By John J. Sweeney*
Boston GlobeMarch 21, 2005
Last week in Guatemala, workers, teachers, and farmers were fired upon while demonstrating for human rights. The assassination of unionist Juan Lopez and injury of 25 others by Guatemalan law enforcement came on the day the president signed the Central American Free Trade Agreement -- an agreement that affords many protections for business interests but thumbs its nose at workers' rights, human rights, and environmental protections.
The murder of a protester highlights why so many people throughout the Americas oppose the trade deal. Negotiated with the United States last year, CAFTA is seen as a corporate giveaway that sells out workers' rights and environmental standards. Under CAFTA rules, multinational corporations will speed up their race to the bottom on wages and workplace protections. The deal will do nothing to pull people out of poverty in Central America, and it has the potential to plunge workers further into exploitation.
The US State Department, the International Labor Organization, and human rights groups have criticized labor laws in Central America for violating basic international standards. Employers routinely exploit these legal weaknesses to harass, intimidate, fire, and blacklist workers who try to organize unions. But CAFTA requires only that governments enforce their current labor laws -- the same laws the US criticizes for allowing the rampant abuse of workers' rights. Central American governments could even weaken those laws with no consequences under CAFTA.

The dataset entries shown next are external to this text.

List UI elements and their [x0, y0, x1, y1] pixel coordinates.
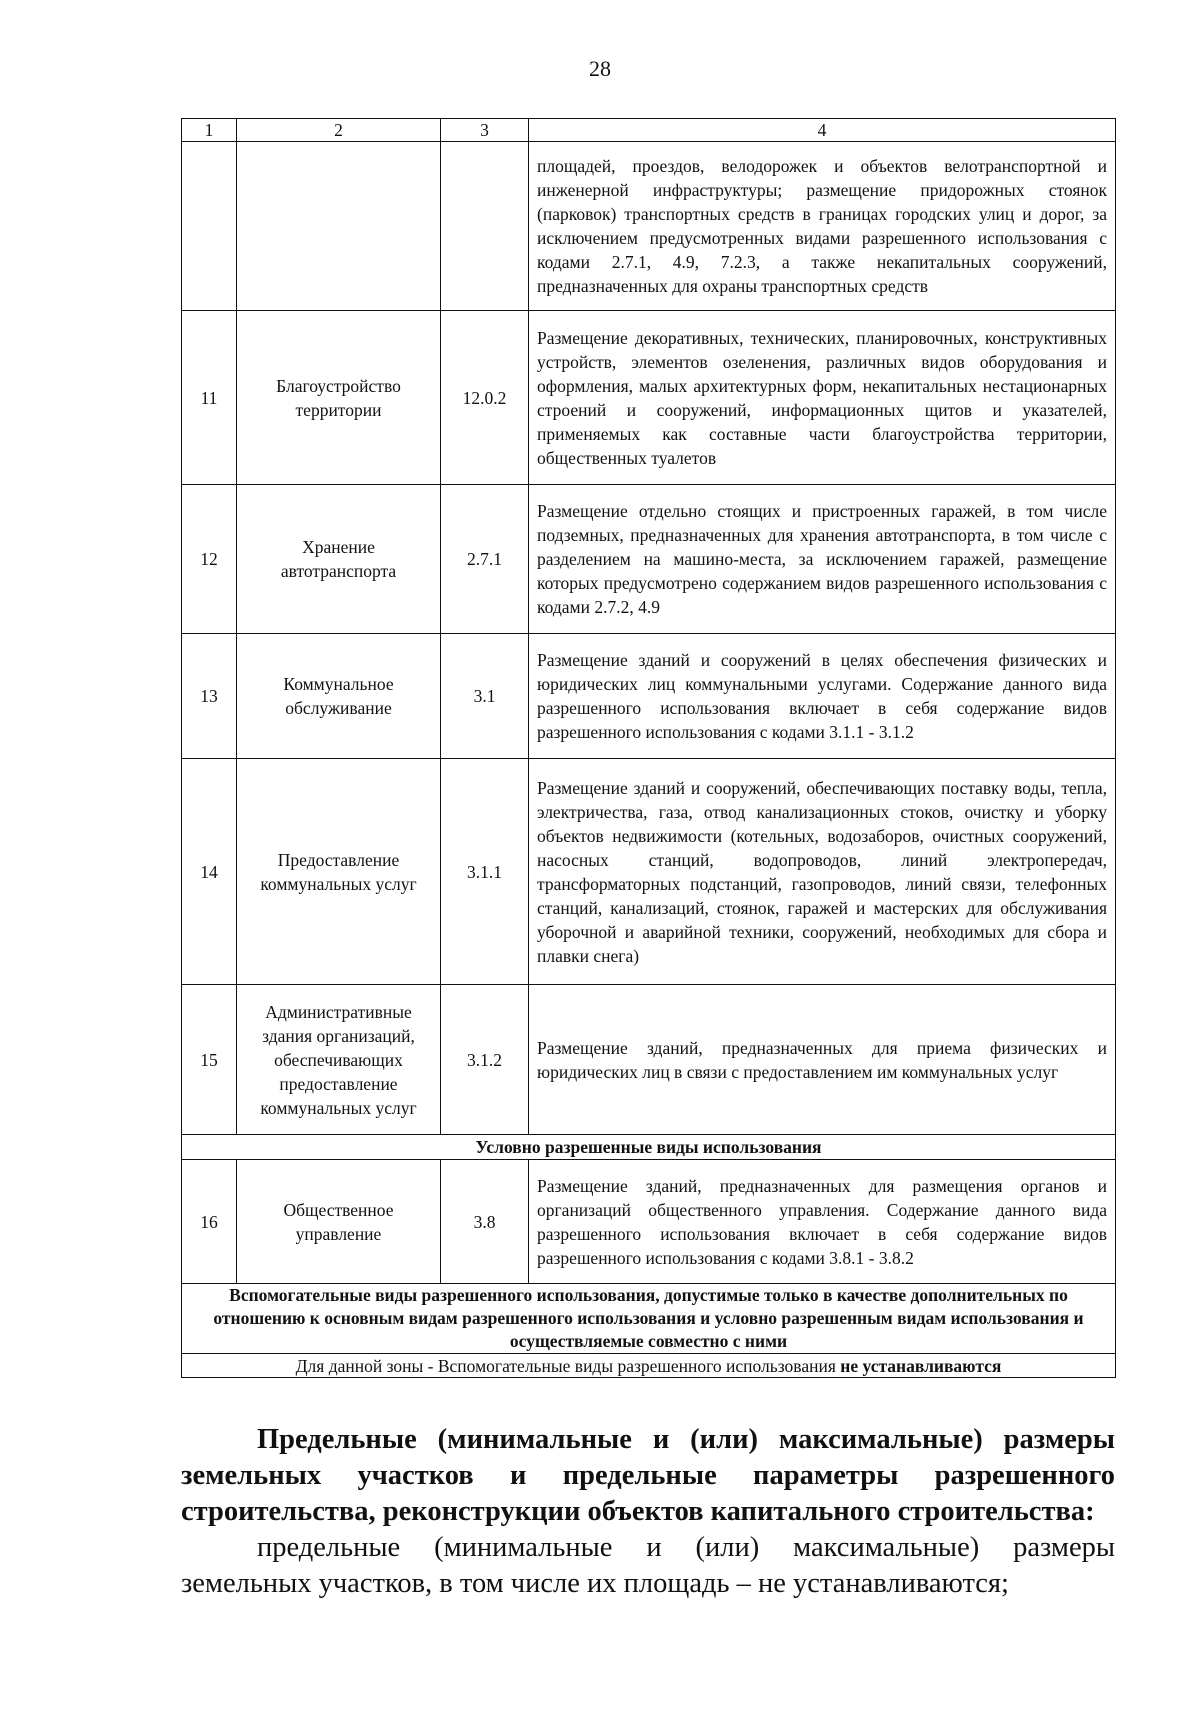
auxiliary-uses-note-row — [182, 1354, 1116, 1378]
row-name: Коммунальное обслуживание — [237, 634, 441, 759]
table-row — [182, 311, 1116, 485]
header-cell: 4 — [529, 119, 1116, 142]
land-use-table — [181, 118, 1116, 1378]
row-code: 3.1 — [441, 634, 529, 759]
conditional-uses-heading-row — [182, 1135, 1116, 1160]
table-row — [182, 759, 1116, 985]
row-code: 3.1.1 — [441, 759, 529, 985]
row-code: 12.0.2 — [441, 311, 529, 485]
table-row — [182, 142, 1116, 311]
table-row — [182, 634, 1116, 759]
note-bold: не устанавливаются — [840, 1355, 1002, 1376]
auxiliary-uses-heading: Вспомогательные виды разрешенного использования, допустимые только в качестве дополнительных по отношению к основным видам разрешенного использования и условно разрешенным видам использования и осуществляемые совместно с ними — [182, 1284, 1116, 1354]
row-name: Хранение автотранспорта — [237, 485, 441, 634]
table-header-row — [182, 119, 1116, 142]
auxiliary-uses-heading-row — [182, 1284, 1116, 1354]
row-description: площадей, проездов, велодорожек и объектов велотранспортной и инженерной инфраструктуры; размещение придорожных стоянок (парковок) транспортных средств в границах городских улиц и дорог, за исключением предусмотренных видами разрешенного использования с кодами 2.7.1, 4.9, 7.2.3, а также некапитальных сооружений, предназначенных для охраны транспортных средств — [529, 142, 1116, 311]
row-name: Административные здания организаций, обеспечивающих предоставление коммунальных услуг — [237, 985, 441, 1135]
row-description: Размещение отдельно стоящих и пристроенных гаражей, в том числе подземных, предназначенных для хранения автотранспорта, в том числе с разделением на машино-места, за исключением гаражей, размещение которых предусмотрено содержанием видов разрешенного использования с кодами 2.7.2, 4.9 — [529, 485, 1116, 634]
row-code: 2.7.1 — [441, 485, 529, 634]
table-row — [182, 485, 1116, 634]
header-cell: 2 — [237, 119, 441, 142]
row-description: Размещение зданий и сооружений, обеспечивающих поставку воды, тепла, электричества, газа, отвод канализационных стоков, очистку и уборку объектов недвижимости (котельных, водозаборов, очистных сооружений, насосных станций, водопроводов, линий электропередач, трансформаторных подстанций, газопроводов, линий связи, телефонных станций, канализаций, стоянок, гаражей и мастерских для обслуживания уборочной и аварийной техники, сооружений, необходимых для сбора и плавки снега) — [529, 759, 1116, 985]
header-cell: 1 — [182, 119, 237, 142]
row-name — [237, 142, 441, 311]
row-name: Общественное управление — [237, 1160, 441, 1284]
conditional-uses-heading: Условно разрешенные виды использования — [182, 1135, 1116, 1160]
header-cell: 3 — [441, 119, 529, 142]
auxiliary-uses-note — [182, 1354, 1116, 1378]
row-description: Размещение зданий и сооружений в целях обеспечения физических и юридических лиц коммунальными услугами. Содержание данного вида разрешенного использования включает в себя содержание видов разрешенного использования с кодами 3.1.1 - 3.1.2 — [529, 634, 1116, 759]
page-number: 28 — [589, 56, 611, 81]
row-description: Размещение зданий, предназначенных для приема физических и юридических лиц в связи с предоставлением им коммунальных услуг — [529, 985, 1116, 1135]
row-number: 14 — [182, 759, 237, 985]
row-number: 15 — [182, 985, 237, 1135]
section-text: предельные (минимальные и (или) максимальные) размеры земельных участков, в том числе их площадь – не устанавливаются; — [181, 1532, 1115, 1599]
row-name: Благоустройство территории — [237, 311, 441, 485]
limits-section — [181, 1422, 1115, 1602]
row-code: 3.8 — [441, 1160, 529, 1284]
row-number: 16 — [182, 1160, 237, 1284]
row-description: Размещение зданий, предназначенных для размещения органов и организаций общественного управления. Содержание данного вида разрешенного использования включает в себя содержание видов разрешенного использования с кодами 3.8.1 - 3.8.2 — [529, 1160, 1116, 1284]
section-heading: Предельные (минимальные и (или) максимальные) размеры земельных участков и предельные параметры разрешенного строительства, реконструкции объектов капитального строительства: — [181, 1424, 1115, 1527]
row-number: 11 — [182, 311, 237, 485]
table-row — [182, 1160, 1116, 1284]
row-description: Размещение декоративных, технических, планировочных, конструктивных устройств, элементов озеленения, различных видов оборудования и оформления, малых архитектурных форм, некапитальных нестационарных строений и сооружений, информационных щитов и указателей, применяемых как составные части благоустройства территории, общественных туалетов — [529, 311, 1116, 485]
row-name: Предоставление коммунальных услуг — [237, 759, 441, 985]
row-code — [441, 142, 529, 311]
row-number: 13 — [182, 634, 237, 759]
table-row — [182, 985, 1116, 1135]
note-prefix: Для данной зоны - Вспомогательные виды разрешенного использования — [295, 1355, 841, 1376]
row-number — [182, 142, 237, 311]
row-code: 3.1.2 — [441, 985, 529, 1135]
row-number: 12 — [182, 485, 237, 634]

Already, in the region's free trade zones, young women labor long hours in hazardous conditions for poverty wages, producing goods that earn a handsome profit when sold in the United States. Forty percent of Central America's workers earn less than $2 a day, and CAFTA will not make those wages better.
CAFTA's big brother, NAFTA, offers evidence of how unbalanced trade deals fail workers in both rich and poor countries. NAFTA has cost US workers close to 900,000 jobs and job opportunities. NAFTA was supposed to open markets for American goods and services, creating high-paying jobs at home and prosperity abroad. But the opposite has occurred. In 11 years under NAFTA, the US trade deficit with Canada and Mexico ballooned to 12 times its pre-NAFTA size, reaching $111 billion in 2004.
Nor has NAFTA delivered the promised reductions in poverty in Mexico. Mexico's workers still struggle for basic human rights, decent wages, and safe workplaces. NAFTA's failure to protect workers' rights has allowed employers to continue thwarting independent union organizing in Mexico's export industries.
While exports and investment boomed, real wages fell and poverty rose in Mexico in the past 11 years, according to the Carnegie Endowment. More than a million Mexican farmers lost their land to low-priced agriculture imports and were forced to search for work in factories or as migrant laborers in the United States. Now investors in Mexico's export assembly plants are moving to China, where labor costs are even lower.
Americans are increasingly dissatisfied with the failed trade model CAFTA replicates. Polls show that most Americans believe NAFTA has been bad for the United States, and they want worker and environmental protections included in trade deals. The relief group Doctors Without Borders opposes CAFTA because it will make it more difficult for impoverished Central Americans to have access to life-saving medicines.
In our fight for fair trade, America's working families have already come far. Many members of Congress oppose CAFTA, and, thankfully, its prospects for passage this year have dimmed. Now we need to push hard for new trade rules to ensure that no government and no corporation can gain a competitive advantage and thus fuel a race to the bottom by trashing the environment or violating core workers' rights.
Our vision of trade makes moral and economic sense for all workers, and it is a vision shared by workers, farmers, and faith leaders in Central America. It is this vision for the future of our region that protesters in Guatemala were defending in their demonstrations against CAFTA this past week and that Juan Lopez paid for with his life.
We can and must build an international economy that respects and rewards workers' rights, job creation, a healthy environment, and decent wages in Central America as well as in the United States. The first step toward building such an economy must be the rejection of CAFTA.